From the Tunguska Space Body to the Evolution
of the Protoplanetary Nebula
O. G. Gladysheva
Ioffe Physical Technical Institute of RAS, St. Petersburg, Russia
Abstract:
A model for the structure of comet nuclei is proposed based on the results
of the investigations of carbonaceous substances from the epicenter of the
Tunguska cosmic body (TCB) explosion. According to this model the comet
nucleus structure is a conglomerate of micron sized ice granules covered
with organic materials that have dust particles as their nuclei.

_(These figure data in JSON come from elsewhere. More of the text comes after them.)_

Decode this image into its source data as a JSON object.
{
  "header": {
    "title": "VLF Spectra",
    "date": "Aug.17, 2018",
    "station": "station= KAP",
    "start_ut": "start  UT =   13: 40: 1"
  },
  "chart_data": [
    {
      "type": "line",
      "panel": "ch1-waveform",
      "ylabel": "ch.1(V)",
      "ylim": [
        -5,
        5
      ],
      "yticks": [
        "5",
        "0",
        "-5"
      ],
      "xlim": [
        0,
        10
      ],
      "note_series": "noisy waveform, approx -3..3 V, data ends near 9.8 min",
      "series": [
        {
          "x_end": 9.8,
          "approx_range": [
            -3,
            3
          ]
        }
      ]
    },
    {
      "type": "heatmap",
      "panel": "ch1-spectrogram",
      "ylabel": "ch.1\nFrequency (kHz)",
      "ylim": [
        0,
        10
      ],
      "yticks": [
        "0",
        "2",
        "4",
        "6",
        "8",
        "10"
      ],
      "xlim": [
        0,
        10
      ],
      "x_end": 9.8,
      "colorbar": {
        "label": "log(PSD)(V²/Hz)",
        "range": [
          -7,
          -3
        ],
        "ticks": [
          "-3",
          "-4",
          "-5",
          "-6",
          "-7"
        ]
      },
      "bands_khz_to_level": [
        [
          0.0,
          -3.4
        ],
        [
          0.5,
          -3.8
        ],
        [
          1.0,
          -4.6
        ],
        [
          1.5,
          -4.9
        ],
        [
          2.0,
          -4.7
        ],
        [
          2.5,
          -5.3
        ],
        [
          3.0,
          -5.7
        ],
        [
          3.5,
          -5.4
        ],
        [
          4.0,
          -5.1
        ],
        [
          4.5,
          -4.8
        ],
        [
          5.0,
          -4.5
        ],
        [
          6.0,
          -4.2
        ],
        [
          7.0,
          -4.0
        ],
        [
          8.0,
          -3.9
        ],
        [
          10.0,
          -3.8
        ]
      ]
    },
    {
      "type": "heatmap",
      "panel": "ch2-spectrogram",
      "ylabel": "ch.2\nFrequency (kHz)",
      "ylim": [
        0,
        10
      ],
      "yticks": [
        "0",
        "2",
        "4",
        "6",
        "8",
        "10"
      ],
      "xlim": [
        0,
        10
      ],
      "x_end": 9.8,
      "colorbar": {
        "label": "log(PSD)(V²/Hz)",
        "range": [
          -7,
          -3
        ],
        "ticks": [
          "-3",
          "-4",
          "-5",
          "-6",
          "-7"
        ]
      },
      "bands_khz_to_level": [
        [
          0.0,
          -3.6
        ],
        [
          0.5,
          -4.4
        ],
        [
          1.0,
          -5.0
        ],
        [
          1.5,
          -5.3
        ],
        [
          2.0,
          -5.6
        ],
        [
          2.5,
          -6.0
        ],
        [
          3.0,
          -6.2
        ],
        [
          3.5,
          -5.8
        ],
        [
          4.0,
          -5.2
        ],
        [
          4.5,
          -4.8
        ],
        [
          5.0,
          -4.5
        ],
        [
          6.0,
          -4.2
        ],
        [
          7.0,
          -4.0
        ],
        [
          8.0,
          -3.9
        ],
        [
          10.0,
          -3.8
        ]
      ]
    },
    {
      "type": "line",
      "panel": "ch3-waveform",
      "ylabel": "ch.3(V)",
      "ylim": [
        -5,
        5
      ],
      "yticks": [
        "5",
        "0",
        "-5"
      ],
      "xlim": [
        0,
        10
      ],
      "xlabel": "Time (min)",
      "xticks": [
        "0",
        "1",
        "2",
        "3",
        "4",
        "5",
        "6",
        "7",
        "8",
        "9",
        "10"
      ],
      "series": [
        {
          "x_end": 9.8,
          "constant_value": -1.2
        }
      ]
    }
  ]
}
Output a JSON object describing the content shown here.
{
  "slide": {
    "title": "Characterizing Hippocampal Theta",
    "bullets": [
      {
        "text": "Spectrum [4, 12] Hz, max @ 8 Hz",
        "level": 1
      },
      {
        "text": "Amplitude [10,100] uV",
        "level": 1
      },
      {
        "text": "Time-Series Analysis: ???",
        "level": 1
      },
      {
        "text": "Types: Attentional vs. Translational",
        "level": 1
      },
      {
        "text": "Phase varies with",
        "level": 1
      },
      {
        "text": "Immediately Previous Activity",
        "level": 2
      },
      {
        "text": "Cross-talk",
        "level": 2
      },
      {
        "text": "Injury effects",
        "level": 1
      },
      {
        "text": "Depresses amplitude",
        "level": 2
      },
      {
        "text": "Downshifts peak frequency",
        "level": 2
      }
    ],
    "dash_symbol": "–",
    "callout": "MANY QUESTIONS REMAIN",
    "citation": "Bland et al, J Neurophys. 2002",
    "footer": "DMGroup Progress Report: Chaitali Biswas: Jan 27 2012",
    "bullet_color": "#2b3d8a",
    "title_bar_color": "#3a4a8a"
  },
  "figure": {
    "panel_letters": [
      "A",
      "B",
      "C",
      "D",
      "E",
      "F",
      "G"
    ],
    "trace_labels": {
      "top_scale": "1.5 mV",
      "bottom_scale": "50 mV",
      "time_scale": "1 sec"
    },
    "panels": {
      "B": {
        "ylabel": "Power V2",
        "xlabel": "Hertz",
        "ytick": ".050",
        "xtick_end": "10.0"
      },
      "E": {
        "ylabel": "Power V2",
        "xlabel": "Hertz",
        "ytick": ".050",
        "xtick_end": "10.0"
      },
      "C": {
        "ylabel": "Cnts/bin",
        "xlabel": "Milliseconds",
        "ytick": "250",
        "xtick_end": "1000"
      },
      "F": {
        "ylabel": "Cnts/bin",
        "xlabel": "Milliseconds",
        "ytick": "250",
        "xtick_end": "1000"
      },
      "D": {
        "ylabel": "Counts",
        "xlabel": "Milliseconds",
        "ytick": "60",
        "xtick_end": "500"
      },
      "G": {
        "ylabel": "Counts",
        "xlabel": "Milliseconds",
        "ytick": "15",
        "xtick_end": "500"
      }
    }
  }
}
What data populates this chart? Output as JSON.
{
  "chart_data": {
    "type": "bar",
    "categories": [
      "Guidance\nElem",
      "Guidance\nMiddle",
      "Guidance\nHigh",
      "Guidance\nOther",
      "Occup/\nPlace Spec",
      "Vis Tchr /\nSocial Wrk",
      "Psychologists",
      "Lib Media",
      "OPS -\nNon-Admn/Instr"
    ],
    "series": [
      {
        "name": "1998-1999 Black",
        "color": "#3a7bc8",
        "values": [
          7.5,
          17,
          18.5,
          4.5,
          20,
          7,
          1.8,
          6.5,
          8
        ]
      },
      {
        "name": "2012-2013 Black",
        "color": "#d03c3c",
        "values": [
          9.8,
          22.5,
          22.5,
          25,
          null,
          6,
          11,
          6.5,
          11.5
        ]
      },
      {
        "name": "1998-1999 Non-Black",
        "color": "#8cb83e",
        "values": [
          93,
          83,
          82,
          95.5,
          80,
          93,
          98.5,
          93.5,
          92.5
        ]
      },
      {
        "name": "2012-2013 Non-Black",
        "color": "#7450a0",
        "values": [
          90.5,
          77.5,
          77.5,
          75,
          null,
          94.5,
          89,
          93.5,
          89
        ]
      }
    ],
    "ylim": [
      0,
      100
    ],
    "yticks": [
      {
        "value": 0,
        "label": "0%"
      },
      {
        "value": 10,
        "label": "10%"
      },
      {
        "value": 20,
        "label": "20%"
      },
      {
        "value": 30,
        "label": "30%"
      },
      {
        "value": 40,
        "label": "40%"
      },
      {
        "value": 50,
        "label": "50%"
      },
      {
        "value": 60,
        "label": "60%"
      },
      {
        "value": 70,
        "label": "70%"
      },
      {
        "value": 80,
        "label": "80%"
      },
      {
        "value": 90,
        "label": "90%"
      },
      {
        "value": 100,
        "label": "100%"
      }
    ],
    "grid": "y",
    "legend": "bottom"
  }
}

Such structure could be formed at a stage of continuous temperature
decrease in the protoplanetary nebula. After the water vapour has
condensed onto the dust particles, organic molecules and gases such
as NH3, CO2, H2S, etc. are precipitated on the surfaces of ice-covered
grains. Under the influence of different types of radiation (for example,
cosmic rays) and thermal processing the polymerization of the initial
components takes place and as a result carbon-chain and more complex
molecules are formed*.
*Editorial note: This paper suggests several new ideas about the solar nebula and the formation and composition of comet nuclei based on investigations of the Tunguska event. However, many of these ideas are hypotheses that still need experimental verification or theoretical modeling based on well-established principles of physics and chemistry.
Key words:
Very Long Baseline Interferometry (VLBI), Near Earth Objects (NEOs), Tunguska cosmic body (TCB), carbonaceous substances, TCB explosion epicenter, comet nucleus structure, protoplanetary nebula, organic molecules and gases, NH3, CO2, H2S, radiation,
cosmic rays, thermal processing, polymerization of the initial components, carbon-chain molecules.